「おめでとう、空。
優希と付き合うことになったんだって?」
愛理彩が光のない黒い瞳をして笑う。
私は罪悪感を覚えて俯いた。
「なんでソラが罪悪感を覚えるのさ」
そう口を開いたミコトを睨みつける。
それから、愛理彩に向き直った。
「ごめん、愛理彩。愛理彩の彼氏
取るような真似をして」
「ふふふっ、何言ってるの。

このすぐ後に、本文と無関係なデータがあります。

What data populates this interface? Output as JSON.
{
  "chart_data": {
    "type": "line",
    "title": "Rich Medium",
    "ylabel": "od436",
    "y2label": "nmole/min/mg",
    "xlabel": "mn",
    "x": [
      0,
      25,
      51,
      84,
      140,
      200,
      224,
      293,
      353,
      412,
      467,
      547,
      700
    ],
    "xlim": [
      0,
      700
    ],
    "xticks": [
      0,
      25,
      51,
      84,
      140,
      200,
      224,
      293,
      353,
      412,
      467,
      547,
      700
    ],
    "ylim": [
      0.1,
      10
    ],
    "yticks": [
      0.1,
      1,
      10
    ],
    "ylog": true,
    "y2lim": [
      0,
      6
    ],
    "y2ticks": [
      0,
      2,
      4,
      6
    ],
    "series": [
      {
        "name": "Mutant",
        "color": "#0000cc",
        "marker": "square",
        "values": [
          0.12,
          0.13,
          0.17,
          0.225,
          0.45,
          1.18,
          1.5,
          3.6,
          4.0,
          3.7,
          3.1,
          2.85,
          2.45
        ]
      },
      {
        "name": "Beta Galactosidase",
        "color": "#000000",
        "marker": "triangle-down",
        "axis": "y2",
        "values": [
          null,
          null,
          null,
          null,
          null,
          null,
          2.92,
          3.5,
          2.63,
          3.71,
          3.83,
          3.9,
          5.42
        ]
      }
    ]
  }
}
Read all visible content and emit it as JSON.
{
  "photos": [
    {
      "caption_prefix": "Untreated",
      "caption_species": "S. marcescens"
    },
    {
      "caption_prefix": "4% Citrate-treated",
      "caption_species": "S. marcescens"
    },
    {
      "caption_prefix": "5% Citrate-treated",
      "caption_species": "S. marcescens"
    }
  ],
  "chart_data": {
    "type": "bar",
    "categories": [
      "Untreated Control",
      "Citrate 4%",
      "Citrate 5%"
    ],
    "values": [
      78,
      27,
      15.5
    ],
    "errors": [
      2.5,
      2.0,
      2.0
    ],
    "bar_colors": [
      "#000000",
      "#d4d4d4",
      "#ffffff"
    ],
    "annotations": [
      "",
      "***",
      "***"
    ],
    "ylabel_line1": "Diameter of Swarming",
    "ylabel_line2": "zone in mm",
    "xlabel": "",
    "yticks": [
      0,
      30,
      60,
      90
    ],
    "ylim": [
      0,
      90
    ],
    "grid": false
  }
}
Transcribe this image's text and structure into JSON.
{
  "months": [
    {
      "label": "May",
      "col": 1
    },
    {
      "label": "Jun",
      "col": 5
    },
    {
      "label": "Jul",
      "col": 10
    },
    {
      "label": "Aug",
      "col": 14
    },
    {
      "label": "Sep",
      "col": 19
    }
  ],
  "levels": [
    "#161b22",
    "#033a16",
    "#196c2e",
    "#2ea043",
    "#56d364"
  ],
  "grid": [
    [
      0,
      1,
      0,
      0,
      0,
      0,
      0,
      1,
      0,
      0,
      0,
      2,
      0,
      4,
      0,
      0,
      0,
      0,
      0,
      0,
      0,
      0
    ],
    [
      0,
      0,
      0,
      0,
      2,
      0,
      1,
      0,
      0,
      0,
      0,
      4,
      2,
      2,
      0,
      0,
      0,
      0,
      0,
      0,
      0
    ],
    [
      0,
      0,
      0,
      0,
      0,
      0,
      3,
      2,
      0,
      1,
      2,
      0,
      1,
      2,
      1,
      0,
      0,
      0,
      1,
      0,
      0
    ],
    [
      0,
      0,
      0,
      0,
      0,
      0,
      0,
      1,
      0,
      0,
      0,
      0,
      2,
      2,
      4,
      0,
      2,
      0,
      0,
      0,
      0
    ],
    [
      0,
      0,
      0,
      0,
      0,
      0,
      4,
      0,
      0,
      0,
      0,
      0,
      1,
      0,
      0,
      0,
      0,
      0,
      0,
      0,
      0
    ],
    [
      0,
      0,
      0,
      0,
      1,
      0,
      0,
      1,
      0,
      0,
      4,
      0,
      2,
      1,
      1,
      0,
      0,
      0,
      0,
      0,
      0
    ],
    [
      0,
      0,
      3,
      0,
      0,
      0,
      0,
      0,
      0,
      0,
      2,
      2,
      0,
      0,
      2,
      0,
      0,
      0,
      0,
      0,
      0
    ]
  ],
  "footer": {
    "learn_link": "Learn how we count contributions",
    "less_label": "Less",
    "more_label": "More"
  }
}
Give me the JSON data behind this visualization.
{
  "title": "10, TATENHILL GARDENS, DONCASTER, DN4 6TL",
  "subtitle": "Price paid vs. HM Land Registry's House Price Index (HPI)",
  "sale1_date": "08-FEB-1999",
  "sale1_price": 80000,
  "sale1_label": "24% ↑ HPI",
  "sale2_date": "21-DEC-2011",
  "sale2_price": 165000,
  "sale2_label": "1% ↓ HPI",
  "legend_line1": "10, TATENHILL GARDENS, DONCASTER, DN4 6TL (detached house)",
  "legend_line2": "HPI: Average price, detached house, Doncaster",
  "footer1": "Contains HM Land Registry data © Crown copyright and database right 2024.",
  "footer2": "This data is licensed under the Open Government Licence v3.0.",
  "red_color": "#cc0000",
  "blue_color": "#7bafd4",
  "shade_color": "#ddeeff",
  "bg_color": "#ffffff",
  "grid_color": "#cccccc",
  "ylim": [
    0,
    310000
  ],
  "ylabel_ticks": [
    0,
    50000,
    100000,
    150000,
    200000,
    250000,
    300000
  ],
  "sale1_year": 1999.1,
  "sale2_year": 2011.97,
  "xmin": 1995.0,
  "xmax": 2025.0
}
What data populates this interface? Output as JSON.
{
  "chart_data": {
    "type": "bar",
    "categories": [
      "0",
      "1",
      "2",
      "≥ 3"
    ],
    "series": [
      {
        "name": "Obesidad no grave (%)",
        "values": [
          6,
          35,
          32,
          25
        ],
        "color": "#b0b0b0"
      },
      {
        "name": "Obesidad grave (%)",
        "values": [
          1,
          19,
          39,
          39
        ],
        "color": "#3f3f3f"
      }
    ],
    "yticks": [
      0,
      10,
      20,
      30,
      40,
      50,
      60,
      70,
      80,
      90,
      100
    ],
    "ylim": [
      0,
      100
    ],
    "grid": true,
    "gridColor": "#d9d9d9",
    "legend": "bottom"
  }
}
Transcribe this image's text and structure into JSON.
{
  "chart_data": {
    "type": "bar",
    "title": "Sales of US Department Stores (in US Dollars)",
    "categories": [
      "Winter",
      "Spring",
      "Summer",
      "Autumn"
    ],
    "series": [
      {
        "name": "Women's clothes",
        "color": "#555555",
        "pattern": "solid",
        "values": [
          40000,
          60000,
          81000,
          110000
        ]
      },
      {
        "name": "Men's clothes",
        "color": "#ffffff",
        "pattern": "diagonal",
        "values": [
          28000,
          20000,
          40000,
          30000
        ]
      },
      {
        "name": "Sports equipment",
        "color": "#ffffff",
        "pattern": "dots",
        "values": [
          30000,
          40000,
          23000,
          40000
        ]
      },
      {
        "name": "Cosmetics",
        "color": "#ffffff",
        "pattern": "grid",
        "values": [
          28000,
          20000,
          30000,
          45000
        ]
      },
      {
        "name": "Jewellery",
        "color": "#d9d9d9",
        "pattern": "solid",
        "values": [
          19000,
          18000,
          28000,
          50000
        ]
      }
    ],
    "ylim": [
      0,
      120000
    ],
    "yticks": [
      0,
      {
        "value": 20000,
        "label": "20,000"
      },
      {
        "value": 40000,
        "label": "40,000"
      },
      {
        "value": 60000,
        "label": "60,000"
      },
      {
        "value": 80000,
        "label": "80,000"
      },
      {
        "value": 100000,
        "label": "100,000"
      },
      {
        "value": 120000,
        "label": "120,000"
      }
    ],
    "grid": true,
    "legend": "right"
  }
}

空は悪くない。
略奪したわけじゃないんだから謝らないでよ」
愛理彩が屈託のない笑顔を浮かべた。
またも違和感を覚える。
好きな人を奪われて無邪気に笑って
いられるだろうか。
もしかして二人とも、ミコトに操られてる?
私は横にいるミコトを見た。
彼は知らんぷりをして宙を浮きながら
教室を出ていく。
あいつ……。
「愛理彩、ホントにごめんね。
私トイレに行ってくる」
私は教室を出てミコトを追いかけた。
「待ちなさいよ、ミコト!」
声を上げるとミコトはゆっくり振り向いた。
「優希と愛理彩の様子が変なのはあなたのせい?」
怒りを滲ませる。
どうして、こんなことを。
なぜ、私の幸せに執着するの。
「……なんでソラの幸せに執着するか、か。
僕がソラを幸せに出来なかったからだよ」
ミコトは悲しそうに笑う。
どういうこと……?
ミコトは私の心の声には答えずに去っていった。
『僕がソラを幸せに出来なかったからだよ』
私はその言葉の意味が分からずに、
その場に立ち尽くしたのだった。